Non voglio fare il gufo. Non voglio passare per disfattista. Sono orgoglioso del mio Paese. Ma accuso il superficiale allestimento del Padiglione Italia. Un percorso nel quale i singoli elementi appaiono buttati li e non sviluppati. Alcune belle intuizioni. Ornamento di un evento fatto per altri fini e con altri obiettivi.

Paese nel quale non si trovano i soldi per i musei ma per il cemento, per le opere inutili, quelli si. Si trovano.

Il Padiglione Italia racconta questo. Un Paese con qualche idea. Ma non sviluppata. Nel quale il visitatore non è il centro ed il fine dell’opera.

Un Paese nel quale (nonostante i bei discorsi anche di inaugurazione) la classe dirigente è incapace di fare sintesi fra grande passato, deludente presente e discutibile futuro.

Nel quale molti di noi stanno andando verso una superficiale e gretta culturalità incapace di rappresentarci e di mettere al centro l’altro o anche di mettere al centro solo noi stessi. Ma almeno noi stessi.

Manca la coerenza. Manca l’amore per il visitatore. Mancano tante cose nella nostra ospitalità dell’ Expo.

Hai la sgradevole sensazione nella visita di essere non il centro, ma il pretesto dello spettacolo orchestrato per altri fini. Non visioni diverse. La mancanza di una visione.

Immagine presa dal sito : http://www.arte.it/luogo/la-vucciria-di-guttuso-palermo-3323

Il padiglione del Vino ha un difetto anche peggiore. Quello di dimenticare il territorio.

C’ è chi mi sottolinea la differenza fra l’uva da tavola e l’uva da vino, colpevolmente confuse. Oppure le targhe illeggibili, pecca grave per un allestitore.

Considero brutta anche l’asettica rappresentazione della degustazione. Macchinari di erogazione del vino che tolgono la poesia ed il rito sminuendo la stessa degustazione.

Ma il vizio più grave è quello di dimenticare i territori. Il territorio non è localismo. Il territorio è logico inquadramento della storia, del racconto, della natura che ha generato quel vino.

Il territorio non è storiella. E’ origine e spiegazione del prodotto. Se togli il territorio, la sua storia, la sua identità, ottieni solo un prodotto, forse un brand. Un prodotto destinato a perdere ogni sfida di globalizzazione e di internazionalizzazione.

L’orgoglio italiano parte dalla storia vista non con gli occhi del passato ma con quelli del futuro. Parte da una identità spiccata. Parte dal rispetto del visitatore.  Parte dal rispetto di noi stessi. Parte da una identitità culturale che non si può confondere con una colata di cemento.

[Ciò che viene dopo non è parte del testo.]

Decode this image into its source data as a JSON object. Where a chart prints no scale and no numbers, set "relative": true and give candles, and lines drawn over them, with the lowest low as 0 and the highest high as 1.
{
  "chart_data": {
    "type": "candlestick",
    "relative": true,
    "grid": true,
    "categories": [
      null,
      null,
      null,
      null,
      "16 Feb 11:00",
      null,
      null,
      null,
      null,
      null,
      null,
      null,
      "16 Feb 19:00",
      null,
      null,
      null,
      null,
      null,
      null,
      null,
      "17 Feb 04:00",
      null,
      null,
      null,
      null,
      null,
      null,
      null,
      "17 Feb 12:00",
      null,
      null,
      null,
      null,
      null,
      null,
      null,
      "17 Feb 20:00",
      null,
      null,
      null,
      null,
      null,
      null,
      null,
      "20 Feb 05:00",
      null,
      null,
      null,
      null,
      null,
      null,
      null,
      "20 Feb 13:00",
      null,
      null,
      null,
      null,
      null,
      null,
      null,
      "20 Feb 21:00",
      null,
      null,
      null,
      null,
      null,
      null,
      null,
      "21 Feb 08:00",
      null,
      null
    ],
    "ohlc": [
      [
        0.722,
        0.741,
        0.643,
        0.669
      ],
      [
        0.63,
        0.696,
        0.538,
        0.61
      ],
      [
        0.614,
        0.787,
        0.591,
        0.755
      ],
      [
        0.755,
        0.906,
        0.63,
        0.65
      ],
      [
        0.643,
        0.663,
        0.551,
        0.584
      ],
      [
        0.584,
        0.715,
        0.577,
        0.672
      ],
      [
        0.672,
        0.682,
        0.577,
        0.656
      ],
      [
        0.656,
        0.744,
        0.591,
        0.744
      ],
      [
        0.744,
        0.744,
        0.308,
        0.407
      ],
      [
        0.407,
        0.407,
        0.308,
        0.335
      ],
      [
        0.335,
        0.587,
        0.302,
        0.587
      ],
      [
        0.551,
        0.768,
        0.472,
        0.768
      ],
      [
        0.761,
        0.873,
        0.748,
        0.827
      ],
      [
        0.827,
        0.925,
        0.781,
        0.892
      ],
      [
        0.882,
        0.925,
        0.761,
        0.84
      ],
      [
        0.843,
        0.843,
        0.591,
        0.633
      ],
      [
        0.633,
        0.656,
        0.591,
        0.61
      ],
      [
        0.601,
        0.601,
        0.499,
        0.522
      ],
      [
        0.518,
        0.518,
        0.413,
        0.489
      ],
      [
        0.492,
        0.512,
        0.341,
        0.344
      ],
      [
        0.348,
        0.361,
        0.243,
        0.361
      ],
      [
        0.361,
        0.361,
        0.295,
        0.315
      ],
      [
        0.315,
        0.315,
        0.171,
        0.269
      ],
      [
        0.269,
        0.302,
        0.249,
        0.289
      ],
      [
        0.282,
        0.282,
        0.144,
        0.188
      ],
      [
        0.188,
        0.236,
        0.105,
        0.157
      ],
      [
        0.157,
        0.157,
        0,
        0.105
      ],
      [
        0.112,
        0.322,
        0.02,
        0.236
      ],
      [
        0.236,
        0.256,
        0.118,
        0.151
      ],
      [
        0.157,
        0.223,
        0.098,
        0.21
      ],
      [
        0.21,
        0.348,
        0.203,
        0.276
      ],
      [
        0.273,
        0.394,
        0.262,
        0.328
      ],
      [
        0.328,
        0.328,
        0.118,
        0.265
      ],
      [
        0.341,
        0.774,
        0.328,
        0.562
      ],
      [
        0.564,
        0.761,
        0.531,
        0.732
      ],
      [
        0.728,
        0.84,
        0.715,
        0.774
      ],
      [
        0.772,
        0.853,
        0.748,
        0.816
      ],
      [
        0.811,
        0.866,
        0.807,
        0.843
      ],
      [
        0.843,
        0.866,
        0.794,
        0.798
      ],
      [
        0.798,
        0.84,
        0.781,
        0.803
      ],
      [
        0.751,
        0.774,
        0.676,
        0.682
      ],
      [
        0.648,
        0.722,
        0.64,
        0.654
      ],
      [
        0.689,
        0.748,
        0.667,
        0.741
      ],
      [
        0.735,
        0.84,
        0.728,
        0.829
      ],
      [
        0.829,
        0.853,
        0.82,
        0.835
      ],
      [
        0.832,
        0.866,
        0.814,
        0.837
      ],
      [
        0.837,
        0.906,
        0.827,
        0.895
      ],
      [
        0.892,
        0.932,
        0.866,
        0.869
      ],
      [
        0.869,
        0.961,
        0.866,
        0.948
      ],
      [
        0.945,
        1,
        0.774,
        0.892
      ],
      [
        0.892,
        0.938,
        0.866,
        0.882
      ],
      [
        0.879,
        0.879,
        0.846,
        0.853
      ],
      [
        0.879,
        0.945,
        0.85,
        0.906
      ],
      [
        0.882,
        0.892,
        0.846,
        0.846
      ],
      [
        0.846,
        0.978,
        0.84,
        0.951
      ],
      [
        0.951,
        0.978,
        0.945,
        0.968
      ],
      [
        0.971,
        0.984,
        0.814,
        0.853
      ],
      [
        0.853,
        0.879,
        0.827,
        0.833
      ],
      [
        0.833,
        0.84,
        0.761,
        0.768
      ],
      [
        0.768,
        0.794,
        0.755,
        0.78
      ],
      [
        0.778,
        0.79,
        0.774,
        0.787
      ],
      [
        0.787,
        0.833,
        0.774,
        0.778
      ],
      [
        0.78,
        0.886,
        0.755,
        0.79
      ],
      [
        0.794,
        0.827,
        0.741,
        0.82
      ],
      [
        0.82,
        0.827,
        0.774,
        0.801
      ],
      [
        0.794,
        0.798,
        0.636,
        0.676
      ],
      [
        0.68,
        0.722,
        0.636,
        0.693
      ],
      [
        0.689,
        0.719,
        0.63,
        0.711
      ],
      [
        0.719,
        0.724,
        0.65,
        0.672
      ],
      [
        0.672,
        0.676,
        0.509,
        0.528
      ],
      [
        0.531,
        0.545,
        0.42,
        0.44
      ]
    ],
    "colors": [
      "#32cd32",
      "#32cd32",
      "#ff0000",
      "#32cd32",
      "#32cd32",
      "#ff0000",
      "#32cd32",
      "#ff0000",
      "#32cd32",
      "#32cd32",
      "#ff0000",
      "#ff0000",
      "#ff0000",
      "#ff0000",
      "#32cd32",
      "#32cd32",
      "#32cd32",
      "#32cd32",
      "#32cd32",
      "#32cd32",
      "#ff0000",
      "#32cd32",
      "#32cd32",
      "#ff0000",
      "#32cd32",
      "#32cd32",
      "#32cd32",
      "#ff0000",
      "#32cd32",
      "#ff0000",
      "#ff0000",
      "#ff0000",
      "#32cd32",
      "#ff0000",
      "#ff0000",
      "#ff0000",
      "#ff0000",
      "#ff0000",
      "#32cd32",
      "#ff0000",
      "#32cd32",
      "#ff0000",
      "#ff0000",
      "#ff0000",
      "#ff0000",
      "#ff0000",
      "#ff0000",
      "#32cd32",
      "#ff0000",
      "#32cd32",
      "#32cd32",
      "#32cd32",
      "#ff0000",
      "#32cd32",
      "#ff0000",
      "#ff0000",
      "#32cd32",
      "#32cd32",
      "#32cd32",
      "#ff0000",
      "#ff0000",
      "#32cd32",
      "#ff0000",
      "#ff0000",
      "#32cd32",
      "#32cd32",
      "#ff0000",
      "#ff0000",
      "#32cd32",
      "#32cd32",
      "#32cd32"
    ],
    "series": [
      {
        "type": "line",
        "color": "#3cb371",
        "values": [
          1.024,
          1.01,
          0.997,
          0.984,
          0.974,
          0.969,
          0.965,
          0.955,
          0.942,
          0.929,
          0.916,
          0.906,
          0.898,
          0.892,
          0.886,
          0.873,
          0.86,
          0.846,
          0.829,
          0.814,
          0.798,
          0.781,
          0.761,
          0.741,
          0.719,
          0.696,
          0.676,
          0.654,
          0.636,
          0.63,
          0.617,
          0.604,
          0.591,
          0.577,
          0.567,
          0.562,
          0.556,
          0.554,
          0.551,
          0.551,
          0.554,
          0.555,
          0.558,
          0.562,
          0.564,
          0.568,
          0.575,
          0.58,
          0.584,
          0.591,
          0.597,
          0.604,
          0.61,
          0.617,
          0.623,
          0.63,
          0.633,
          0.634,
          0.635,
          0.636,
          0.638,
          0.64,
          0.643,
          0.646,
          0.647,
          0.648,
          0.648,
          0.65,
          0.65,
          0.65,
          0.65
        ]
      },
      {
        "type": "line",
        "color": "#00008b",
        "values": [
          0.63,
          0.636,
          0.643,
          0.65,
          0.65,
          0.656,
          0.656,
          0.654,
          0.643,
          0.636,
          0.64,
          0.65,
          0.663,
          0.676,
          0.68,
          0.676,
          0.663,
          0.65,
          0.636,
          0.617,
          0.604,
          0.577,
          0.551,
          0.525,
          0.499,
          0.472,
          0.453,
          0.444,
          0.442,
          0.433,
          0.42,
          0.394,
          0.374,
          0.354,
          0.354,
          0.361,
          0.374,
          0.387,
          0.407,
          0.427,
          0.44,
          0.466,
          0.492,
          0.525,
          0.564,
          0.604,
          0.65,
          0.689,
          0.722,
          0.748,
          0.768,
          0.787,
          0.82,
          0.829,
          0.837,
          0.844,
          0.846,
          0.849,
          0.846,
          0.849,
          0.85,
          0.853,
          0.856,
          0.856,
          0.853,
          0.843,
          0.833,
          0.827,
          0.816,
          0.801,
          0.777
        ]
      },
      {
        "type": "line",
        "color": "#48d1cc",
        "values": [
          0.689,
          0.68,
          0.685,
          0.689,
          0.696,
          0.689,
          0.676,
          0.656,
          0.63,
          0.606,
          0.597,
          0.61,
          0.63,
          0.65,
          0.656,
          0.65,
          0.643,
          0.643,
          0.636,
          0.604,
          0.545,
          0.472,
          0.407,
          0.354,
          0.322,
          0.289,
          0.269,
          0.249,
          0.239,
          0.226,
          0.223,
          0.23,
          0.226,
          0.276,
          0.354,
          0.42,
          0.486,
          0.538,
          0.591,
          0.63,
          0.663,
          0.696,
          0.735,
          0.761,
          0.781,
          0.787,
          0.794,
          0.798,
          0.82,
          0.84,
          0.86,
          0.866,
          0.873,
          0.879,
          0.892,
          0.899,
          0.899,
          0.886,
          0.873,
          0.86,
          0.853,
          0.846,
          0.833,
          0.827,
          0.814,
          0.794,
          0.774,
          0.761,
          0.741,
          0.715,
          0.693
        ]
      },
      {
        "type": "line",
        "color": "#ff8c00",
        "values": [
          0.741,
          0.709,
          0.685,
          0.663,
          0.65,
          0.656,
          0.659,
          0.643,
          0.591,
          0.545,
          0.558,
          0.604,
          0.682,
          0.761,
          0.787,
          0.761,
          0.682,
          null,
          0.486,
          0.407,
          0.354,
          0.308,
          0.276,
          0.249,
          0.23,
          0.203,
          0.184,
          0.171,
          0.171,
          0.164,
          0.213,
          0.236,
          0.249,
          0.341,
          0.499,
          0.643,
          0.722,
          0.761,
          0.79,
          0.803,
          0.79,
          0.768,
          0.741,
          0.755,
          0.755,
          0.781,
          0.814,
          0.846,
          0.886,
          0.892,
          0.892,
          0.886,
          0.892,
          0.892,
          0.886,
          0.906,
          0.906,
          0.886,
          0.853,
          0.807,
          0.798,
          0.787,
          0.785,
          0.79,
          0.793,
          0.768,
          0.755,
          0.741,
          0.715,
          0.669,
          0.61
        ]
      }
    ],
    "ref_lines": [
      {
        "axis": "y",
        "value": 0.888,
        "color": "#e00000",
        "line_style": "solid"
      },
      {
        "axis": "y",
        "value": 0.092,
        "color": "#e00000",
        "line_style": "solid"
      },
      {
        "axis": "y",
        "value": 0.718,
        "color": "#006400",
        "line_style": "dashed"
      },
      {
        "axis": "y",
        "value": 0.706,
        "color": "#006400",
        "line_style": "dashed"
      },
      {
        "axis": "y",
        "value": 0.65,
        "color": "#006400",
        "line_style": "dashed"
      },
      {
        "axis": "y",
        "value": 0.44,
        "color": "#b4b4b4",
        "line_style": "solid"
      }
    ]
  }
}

Parte dal mettere il Lazio sotto la Toscana e la Sicilia vicino all’ Africa. Parla di climi, perchè il vino eredita le caratteristiche da un territorio e da un clima. Parla di storia e di cultura. Perchè viceversa il vino californiano sarà più vicino al consumatore e quello spagnolo meno costoso.

Tutto quello che non vedo nella Nostra rappresentazione in Expo.

Viva l’ Italia. Viva l’Italia che è una espressione geografica.